Wall Street chiude debole con tech. Dow regge sopra 50.000 punti
(Teleborsa) - Wall street ha chiuso le contrattazioni in rosso appesantita dal settore tech. Tiene però il Dow Jones che chiude sopra i 50.000 punti su un nuovo record. Il mercato americano ha risentito del debole dato sulle vendite al dettaglio che anticipa il job report e il dato dell'inflazione. Nessuna variazione significativa in chiusura per il listino USA, con il Dow Jones che si attesta sui valori della vigilia a 50.188 punti, mentre, al contrario, si è mosso al ribasso l'S&P-500, che ha perso lo 0,33%, chiudendo a 6.942 punti.
Leggermente negativo il Nasdaq 100 (-0,56%); sulla stessa linea, in lieve ribasso l'S&P 100 (-0,47%).
Risultato positivo nel paniere S&P 500 per i settori utilities (+1,59%), materiali (+1,29%) e beni di consumo secondari (+0,45%). Tra i peggiori della lista dell'S&P 500, in maggior calo i comparti telecomunicazioni (-0,84%), finanziario (-0,75%) e beni di consumo per l'ufficio (-0,63%).

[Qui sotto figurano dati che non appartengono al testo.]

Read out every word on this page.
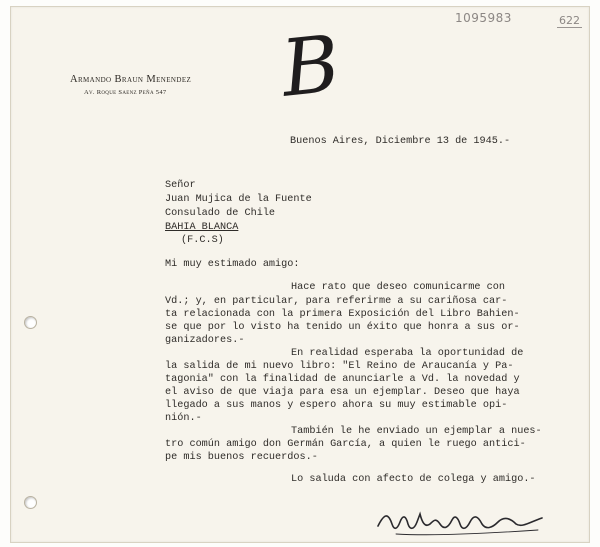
1095983	622
B
Armando Braun Menendez
Av. Roque Saenz Peña 547
Buenos Aires, Diciembre 13 de 1945.-
Señor
Juan Mujica de la Fuente
Consulado de Chile
BAHIA BLANCA
(F.C.S)
Mi muy estimado amigo:
Hace rato que deseo comunicarme con
Vd.; y, en particular, para referirme a su cariñosa car-
ta relacionada con la primera Exposición del Libro Bahien-
se que por lo visto ha tenido un éxito que honra a sus or-
ganizadores.-
En realidad esperaba la oportunidad de
la salida de mi nuevo libro: "El Reino de Araucanía y Pa-
tagonia" con la finalidad de anunciarle a Vd. la novedad y
el aviso de que viaja para esa un ejemplar. Deseo que haya
llegado a sus manos y espero ahora su muy estimable opi-
nión.-
También le he enviado un ejemplar a nues-
tro común amigo don Germán García, a quien le ruego antici-
pe mis buenos recuerdos.-
Lo saluda con afecto de colega y amigo.-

Tra i protagonisti del Dow Jones, Walt Disney (+2,66%), Home Depot (+2,26%), Travelers Company (+1,98%) e 3M (+1,85%).
Le più forti vendite, invece, si sono abbattute su Amgen, che ha terminato le contrattazioni a -2,97%.
Deludente Coca Cola, che si adagia poco sotto i livelli della vigilia.
Fiacca JP Morgan, che mostra un piccolo decremento dell'1,19%.
Sotto pressione IBM, con un forte ribasso dell'1,55%.
Sul podio dei titoli del Nasdaq, Datadog (+13,72%), Marriott International (+8,50%), Shopify (+7,60%) e Charter Communications (+4,17%).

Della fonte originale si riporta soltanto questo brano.